HashMap底層源碼剖析

2020 年 3 月 17 日
筆記

HashMap底層源碼剖析

一、HashMap底層用到的數據結構

數組+單向鏈表+紅黑樹

　　數組：數組每一項都是一個鏈表，其實就是數組和鏈表的結合體

　　單向鏈表：當法神hash碰撞時，首先會找到數組對應位置，然後1.8採用尾插入法（1.7採用頭插入法），形成一個單項鏈表結構

　　JDK1.8 紅黑樹：當數組中每項的鏈表長度大於8時，會轉換為紅黑樹

二、什麼是hash碰撞？解決方案？

　　hash碰撞：不同的key可能會產生相同的hash值；

　　方案：鏈表發，再哈希法；

　　hashMap中採用鏈表發，在ConcurrentHashMap中採用哈希法；

二、紅黑樹與二叉樹比較

　　二叉查找樹在特殊情況下也會變成線性結構，和原來鏈表有共同的問題，節點太深，查找性能慢；

　　紅黑樹相比二叉樹，在檢索的時候效率其實差不多，都是通過平衡來二分查找。但對於插入刪除等操效率提高很多。
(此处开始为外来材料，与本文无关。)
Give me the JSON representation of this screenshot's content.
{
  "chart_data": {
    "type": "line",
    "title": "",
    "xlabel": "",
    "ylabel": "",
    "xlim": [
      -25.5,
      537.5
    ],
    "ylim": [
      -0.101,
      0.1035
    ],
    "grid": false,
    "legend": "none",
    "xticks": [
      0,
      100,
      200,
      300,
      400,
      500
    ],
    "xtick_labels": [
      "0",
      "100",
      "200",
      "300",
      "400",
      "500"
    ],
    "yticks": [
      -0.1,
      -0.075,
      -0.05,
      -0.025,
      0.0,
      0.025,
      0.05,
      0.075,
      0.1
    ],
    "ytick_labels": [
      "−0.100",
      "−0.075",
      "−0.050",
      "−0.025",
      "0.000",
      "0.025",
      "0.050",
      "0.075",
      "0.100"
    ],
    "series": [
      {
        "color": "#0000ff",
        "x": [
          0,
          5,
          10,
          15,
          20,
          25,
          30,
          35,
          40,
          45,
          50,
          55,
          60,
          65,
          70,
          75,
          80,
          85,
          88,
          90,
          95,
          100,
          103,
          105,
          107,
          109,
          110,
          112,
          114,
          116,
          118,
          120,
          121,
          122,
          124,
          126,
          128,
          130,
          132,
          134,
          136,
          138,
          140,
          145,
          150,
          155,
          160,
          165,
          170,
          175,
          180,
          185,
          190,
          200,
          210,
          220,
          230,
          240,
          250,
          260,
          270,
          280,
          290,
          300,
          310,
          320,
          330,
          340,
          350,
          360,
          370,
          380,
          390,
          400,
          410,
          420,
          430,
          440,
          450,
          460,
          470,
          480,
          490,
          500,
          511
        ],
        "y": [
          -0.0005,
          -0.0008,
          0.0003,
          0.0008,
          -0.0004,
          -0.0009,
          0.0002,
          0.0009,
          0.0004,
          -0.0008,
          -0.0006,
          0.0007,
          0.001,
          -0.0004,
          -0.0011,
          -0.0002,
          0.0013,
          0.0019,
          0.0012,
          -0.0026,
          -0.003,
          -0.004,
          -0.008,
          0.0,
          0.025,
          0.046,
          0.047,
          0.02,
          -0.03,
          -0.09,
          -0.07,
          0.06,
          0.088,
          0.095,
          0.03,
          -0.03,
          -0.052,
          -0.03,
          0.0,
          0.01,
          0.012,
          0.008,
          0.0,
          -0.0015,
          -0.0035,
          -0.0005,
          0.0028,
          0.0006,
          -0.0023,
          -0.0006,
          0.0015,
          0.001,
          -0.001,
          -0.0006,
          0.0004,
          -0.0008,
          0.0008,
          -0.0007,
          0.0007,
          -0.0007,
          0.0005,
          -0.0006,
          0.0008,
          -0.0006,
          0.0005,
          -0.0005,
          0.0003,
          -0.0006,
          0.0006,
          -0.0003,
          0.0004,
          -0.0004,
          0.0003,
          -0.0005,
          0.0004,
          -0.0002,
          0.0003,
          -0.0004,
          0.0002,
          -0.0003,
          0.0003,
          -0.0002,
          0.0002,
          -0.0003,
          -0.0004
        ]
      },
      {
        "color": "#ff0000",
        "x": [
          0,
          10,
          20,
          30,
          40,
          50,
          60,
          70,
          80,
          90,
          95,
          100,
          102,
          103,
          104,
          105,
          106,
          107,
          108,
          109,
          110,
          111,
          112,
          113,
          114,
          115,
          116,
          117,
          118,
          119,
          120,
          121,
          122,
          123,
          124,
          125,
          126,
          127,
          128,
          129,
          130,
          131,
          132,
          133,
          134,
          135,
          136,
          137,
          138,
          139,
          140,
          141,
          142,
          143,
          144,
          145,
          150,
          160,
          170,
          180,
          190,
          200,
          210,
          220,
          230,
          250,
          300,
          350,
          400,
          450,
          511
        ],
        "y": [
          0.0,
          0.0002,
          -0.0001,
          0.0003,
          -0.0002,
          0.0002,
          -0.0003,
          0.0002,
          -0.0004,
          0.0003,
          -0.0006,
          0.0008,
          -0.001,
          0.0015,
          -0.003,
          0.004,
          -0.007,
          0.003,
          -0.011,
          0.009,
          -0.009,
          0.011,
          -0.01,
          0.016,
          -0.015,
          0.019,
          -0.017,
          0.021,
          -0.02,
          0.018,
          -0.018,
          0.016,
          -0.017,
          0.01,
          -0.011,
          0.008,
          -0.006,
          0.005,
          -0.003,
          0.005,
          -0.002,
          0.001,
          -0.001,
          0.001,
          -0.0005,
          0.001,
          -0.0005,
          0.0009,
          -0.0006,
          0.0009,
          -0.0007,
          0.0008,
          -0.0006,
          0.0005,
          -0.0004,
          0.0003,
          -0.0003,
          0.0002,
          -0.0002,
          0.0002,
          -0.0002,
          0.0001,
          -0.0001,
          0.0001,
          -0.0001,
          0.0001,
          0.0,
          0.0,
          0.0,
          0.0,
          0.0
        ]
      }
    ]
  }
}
紅黑樹不像二叉樹一樣追求絕對的平衡，它允許局部很少的不完全平衡，這樣對於效率影響不大，但省去了很多沒有必要的調平衡操作，二叉樹調平衡有時候代價較大，所以二叉樹的效率不如紅黑樹；

三、為什麼採用紅黑樹

　　在平常我們用HashMap的時候，HashMap裏面存儲的key是具有良好的hash算法的key（比如String、Integer等包裝類），衝突幾率自然微乎其微，此時鏈表幾乎不會轉化為紅黑樹，但是當key為我們自定義的對象時，我們可能採用了不好的hash算法，使HashMap中key的衝突率極高，但是這時HashMap為了保證高速的查找效率，就引入了紅黑樹來優化查詢了。

四、為什麼臨界值為8

　　通過源碼我們得知HashMap源碼作者通過泊松分佈算出，當桶中結點個數為8時，出現的幾率是億分之6的，因此常見的情況是桶中個數小於8的情況，此時鏈表的查詢性能和紅黑樹相差不多，因為轉化為樹還需要時間和空間，所以此時沒有轉化成樹的必要。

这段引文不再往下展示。